Als Bischöfin haben Sie nun eine exponierte Stellung, um mit genau diesen Bildern offensiv umzugehen. Sie könnten Ihr Beispiel bewusst in die Öffentlichkeit bringen, um zu sagen: Es gibt nicht nur das Klischee, solche Lebens- und Berufswege können auch einfach passen – und zwar für beide.
Genau, das ist es: Es kann auch einfach für beide passen. Es wäre einen Versuch wert, hier differenziert und überlegt eine Art Gegenbild zu dem Klischee aufzubauen. Glücklicherweise habe ich zehn Jahre Zeit, daran mitzuwirken.
Ein anderes Klischee bezieht sich auf das Verhältnis von Frauen untereinander.

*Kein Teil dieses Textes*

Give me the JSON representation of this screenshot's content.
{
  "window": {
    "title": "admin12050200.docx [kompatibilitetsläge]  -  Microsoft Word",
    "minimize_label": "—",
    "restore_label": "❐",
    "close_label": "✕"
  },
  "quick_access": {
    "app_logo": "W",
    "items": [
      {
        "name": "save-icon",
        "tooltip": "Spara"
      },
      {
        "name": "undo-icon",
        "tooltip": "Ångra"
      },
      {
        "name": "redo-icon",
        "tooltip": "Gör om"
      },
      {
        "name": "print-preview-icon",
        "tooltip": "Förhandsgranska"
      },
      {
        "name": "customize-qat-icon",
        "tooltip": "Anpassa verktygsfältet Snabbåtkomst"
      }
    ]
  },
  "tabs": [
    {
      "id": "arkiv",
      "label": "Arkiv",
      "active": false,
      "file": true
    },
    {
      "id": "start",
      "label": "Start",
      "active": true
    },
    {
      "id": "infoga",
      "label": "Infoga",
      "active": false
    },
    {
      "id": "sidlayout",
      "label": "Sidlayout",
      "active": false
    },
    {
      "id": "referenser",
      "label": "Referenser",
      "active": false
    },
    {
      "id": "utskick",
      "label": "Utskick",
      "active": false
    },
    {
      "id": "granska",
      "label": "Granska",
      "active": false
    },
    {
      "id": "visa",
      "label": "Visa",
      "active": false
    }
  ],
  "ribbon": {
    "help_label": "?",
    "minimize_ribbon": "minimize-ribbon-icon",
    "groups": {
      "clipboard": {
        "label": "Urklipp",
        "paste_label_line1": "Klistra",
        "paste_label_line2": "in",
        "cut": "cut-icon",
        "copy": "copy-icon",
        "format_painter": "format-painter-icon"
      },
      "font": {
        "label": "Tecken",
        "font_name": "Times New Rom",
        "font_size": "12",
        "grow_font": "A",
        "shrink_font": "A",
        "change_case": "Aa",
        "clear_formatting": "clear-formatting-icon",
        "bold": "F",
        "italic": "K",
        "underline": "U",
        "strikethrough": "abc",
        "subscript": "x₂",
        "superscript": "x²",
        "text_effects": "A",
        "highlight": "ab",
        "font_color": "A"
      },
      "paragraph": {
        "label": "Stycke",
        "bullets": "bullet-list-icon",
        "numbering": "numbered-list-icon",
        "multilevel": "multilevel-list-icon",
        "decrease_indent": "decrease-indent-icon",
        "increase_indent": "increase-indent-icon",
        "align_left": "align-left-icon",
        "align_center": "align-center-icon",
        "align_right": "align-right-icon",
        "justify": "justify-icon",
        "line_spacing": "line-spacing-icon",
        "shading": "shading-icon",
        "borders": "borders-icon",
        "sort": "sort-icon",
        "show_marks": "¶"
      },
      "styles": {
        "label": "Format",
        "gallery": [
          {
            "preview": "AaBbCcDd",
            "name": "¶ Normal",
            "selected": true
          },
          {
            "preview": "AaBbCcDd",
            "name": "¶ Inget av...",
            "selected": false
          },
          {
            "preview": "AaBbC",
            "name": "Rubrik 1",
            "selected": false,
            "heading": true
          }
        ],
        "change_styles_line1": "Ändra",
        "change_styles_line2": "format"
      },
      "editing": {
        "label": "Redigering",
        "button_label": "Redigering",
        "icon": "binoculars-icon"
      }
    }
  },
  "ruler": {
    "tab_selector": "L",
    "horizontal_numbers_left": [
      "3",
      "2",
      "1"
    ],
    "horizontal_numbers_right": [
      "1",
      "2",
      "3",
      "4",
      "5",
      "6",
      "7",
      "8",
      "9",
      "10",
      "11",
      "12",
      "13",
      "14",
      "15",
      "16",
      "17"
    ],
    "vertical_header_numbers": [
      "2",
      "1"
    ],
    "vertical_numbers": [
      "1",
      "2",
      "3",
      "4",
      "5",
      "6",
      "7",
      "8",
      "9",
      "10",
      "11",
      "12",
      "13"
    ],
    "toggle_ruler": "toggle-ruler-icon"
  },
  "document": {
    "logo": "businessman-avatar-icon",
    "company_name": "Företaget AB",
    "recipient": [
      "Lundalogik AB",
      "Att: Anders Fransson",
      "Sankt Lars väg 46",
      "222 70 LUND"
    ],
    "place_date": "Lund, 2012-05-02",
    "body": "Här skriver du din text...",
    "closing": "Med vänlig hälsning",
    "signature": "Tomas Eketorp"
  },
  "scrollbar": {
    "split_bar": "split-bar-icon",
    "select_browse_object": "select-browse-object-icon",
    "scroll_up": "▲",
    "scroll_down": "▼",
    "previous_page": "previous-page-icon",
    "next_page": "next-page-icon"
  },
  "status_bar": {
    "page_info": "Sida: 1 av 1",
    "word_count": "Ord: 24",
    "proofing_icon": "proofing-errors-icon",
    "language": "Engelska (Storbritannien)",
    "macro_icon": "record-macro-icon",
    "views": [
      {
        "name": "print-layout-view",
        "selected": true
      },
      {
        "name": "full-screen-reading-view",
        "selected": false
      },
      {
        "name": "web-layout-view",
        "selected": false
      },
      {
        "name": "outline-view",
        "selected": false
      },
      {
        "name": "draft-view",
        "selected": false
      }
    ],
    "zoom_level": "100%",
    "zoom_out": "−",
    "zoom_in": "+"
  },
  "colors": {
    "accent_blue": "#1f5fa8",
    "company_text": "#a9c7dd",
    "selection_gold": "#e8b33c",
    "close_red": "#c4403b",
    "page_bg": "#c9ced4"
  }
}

Man unterstellt Neid und Stutenbissigkeit. Sie haben Petra Bahr 103 , Ihre Gegenkandidatin um den Bischofsposten, als »Schwester« bezeichnet.
Petra Bahr und ich haben uns vom ersten Moment an ehrlich geschätzt. Das hätten wir nicht spielen können. Es gab einfach gleich eine Verbindung zwischen uns. Auch andere schilderten, sie seien erstaunt bis positiv überrascht, dass wir nicht gegeneinander gekämpft haben, wie man das erwartet hatte. Das würde auch nicht zu meinem Verständnis von bischöflicher Wahl passen. Denn: Man bewirbt sich ja nicht um die Kandidatur, sondern wird nach ausführlichem Gespräch von dem synodalen Wahlausschuss gebeten zu kandidieren. Und: Es ist ein Glück, wenn zwei ganz unterschiedliche und jeweils kompetente Persönlichkeiten zur Wahl bewegt werden können. Es geht also gar nicht um Kampf, sondern man stellt verschiedene Positionen zur Abstimmung.
Aber es musste ja schon Unterschiede geben. Ansonsten wäre es egal gewesen, wer die Wahl für sich entschieden hätte: Sie oder Petra Bahr. Und es braucht Ehrgeiz.
O ja, inhaltlich waren wir verschieden, und das haben wir klar vertreten. Zum Beispiel gaben die einen ihr die Stimme, weil sie nicht von innen kam, sondern Neues eingebracht hätte, die anderen hingegen mir, weil sie genau andersherum dachten und wichtig fanden, dass eine die Verhältnisse vor Ort gut kennt. Für Petra und mich war wichtig, dass keine verletzt, brüskiert oder in irgendeiner Weise beschädigt aus dieser Wahl herausging.
Ist das nicht zu harmonisch? Sie wären sicher enttäuscht gewesen, wenn Sie verloren hätten.
Sicher steckt da drin so ein »Mmh, doch nichts geworden«. Aber es ist auch wichtig, dass jede Seite sich mit dem Ergebnis hinterher gut arrangieren kann. Das war so, auch weil die ersten drei Wahlgänge knapp ausgingen. Wichtig war ebenso, dass ich im vierten Wahlgang, in dem sie nicht mehr antreten durfte, eine eindeutige Mehrheit erhielt, nach dem Motto: »Mit Fehrs können wir auch leben …« Hinzu kam: Jede wollte die Wahl gewinnen, aber es hing für keine alles davon ab, jede konnte gut auch am vorherigen Posten weiterarbeiten. Mir persönlich gab dies eine innere Freiheit. Auch dies ermöglichte, dass wir einander zugewandt waren.